En effet, dans le monde inorganique, la réaction est exactement égale à l’action, ou plutôt, dans cette existence tout extérieure et superficielle, l’action et la réaction se confondent : c’est un seul et même acte, à deux points de vue différents. Dans la vie, l’action du monde extérieur et la réaction de la vie elle-même deviennent de plus en plus différentes, et paraissent de plus en plus indépendantes l’une de l’autre. Dans la vie végétale, elles se ressemblent encore et s’enchaînent de près. Dès le premier degré de la vie animale, elles s’écartent et se différencient, et à des affections imperceptibles de la réceptivité répondent des agitations plus ou moins considérables dans l’espace.
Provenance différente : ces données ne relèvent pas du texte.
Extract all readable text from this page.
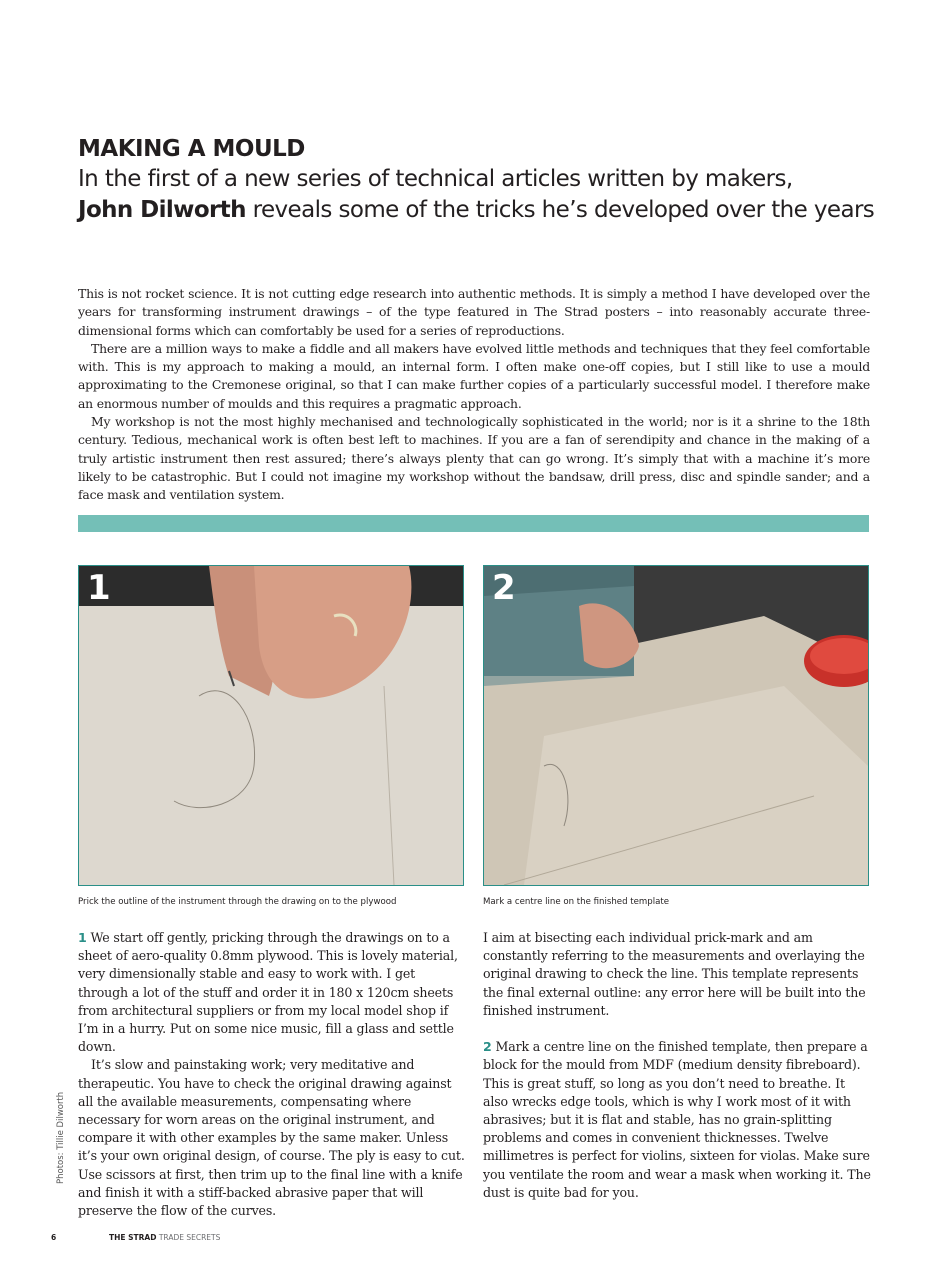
MAKING A MOULD
In the first of a new series of technical articles written by makers,
John Dilworth reveals some of the tricks he’s developed over the years

This is not rocket science. It is not cutting edge research into authentic methods. It is simply a method I have developed over the years for transforming instrument drawings – of the type featured in The Strad posters – into reasonably accurate three-dimensional forms which can comfortably be used for a series of reproductions.

There are a million ways to make a fiddle and all makers have evolved little methods and techniques that they feel comfortable with. This is my approach to making a mould, an internal form. I often make one-off copies, but I still like to use a mould approximating to the Cremonese original, so that I can make further copies of a particularly successful model. I therefore make an enormous number of moulds and this requires a pragmatic approach.

My workshop is not the most highly mechanised and technologically sophisticated in the world; nor is it a shrine to the 18th century. Tedious, mechanical work is often best left to machines. If you are a fan of serendipity and chance in the making of a truly artistic instrument then rest assured; there’s always plenty that can go wrong. It’s simply that with a machine it’s more likely to be catastrophic. But I could not imagine my workshop without the bandsaw, drill press, disc and spindle sander; and a face mask and ventilation system.

1	2
Prick the outline of the instrument through the drawing on to the plywood	Mark a centre line on the finished template

1 We start off gently, pricking through the drawings on to a sheet of aero-quality 0.8mm plywood. This is lovely material, very dimensionally stable and easy to work with. I get through a lot of the stuff and order it in 180 x 120cm sheets from architectural suppliers or from my local model shop if I’m in a hurry. Put on some nice music, fill a glass and settle down.

It’s slow and painstaking work; very meditative and therapeutic. You have to check the original drawing against all the available measurements, compensating where necessary for worn areas on the original instrument, and compare it with other examples by the same maker. Unless it’s your own original design, of course. The ply is easy to cut. Use scissors at first, then trim up to the final line with a knife and finish it with a stiff-backed abrasive paper that will preserve the flow of the curves.

I aim at bisecting each individual prick-mark and am constantly referring to the measurements and overlaying the original drawing to check the line. This template represents the final external outline: any error here will be built into the finished instrument.

2 Mark a centre line on the finished template, then prepare a block for the mould from MDF (medium density fibreboard). This is great stuff, so long as you don’t need to breathe. It also wrecks edge tools, which is why I work most of it with abrasives; but it is flat and stable, has no grain-splitting problems and comes in convenient thicknesses. Twelve millimetres is perfect for violins, sixteen for violas. Make sure you ventilate the room and wear a mask when working it. The dust is quite bad for you.

Photos: Tillie Dilworth
6	THE STRAD TRADE SECRETS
Mais aussitôt que l’animal se meut et se transporte tout entier, l’opposition de la réceptivité et de la spontanéité prend un caractère tout nouveau. Les objets extérieurs font impression sur les organes propres de cette réceptivité supérieure, par l’intermédiaire de fluides de plus en plus rares et subtils, l’air et l’éther, tandis que les mouvements qui semblent répondre à ces impressions sont de plus en plus amples, et de plus en plus compliqués.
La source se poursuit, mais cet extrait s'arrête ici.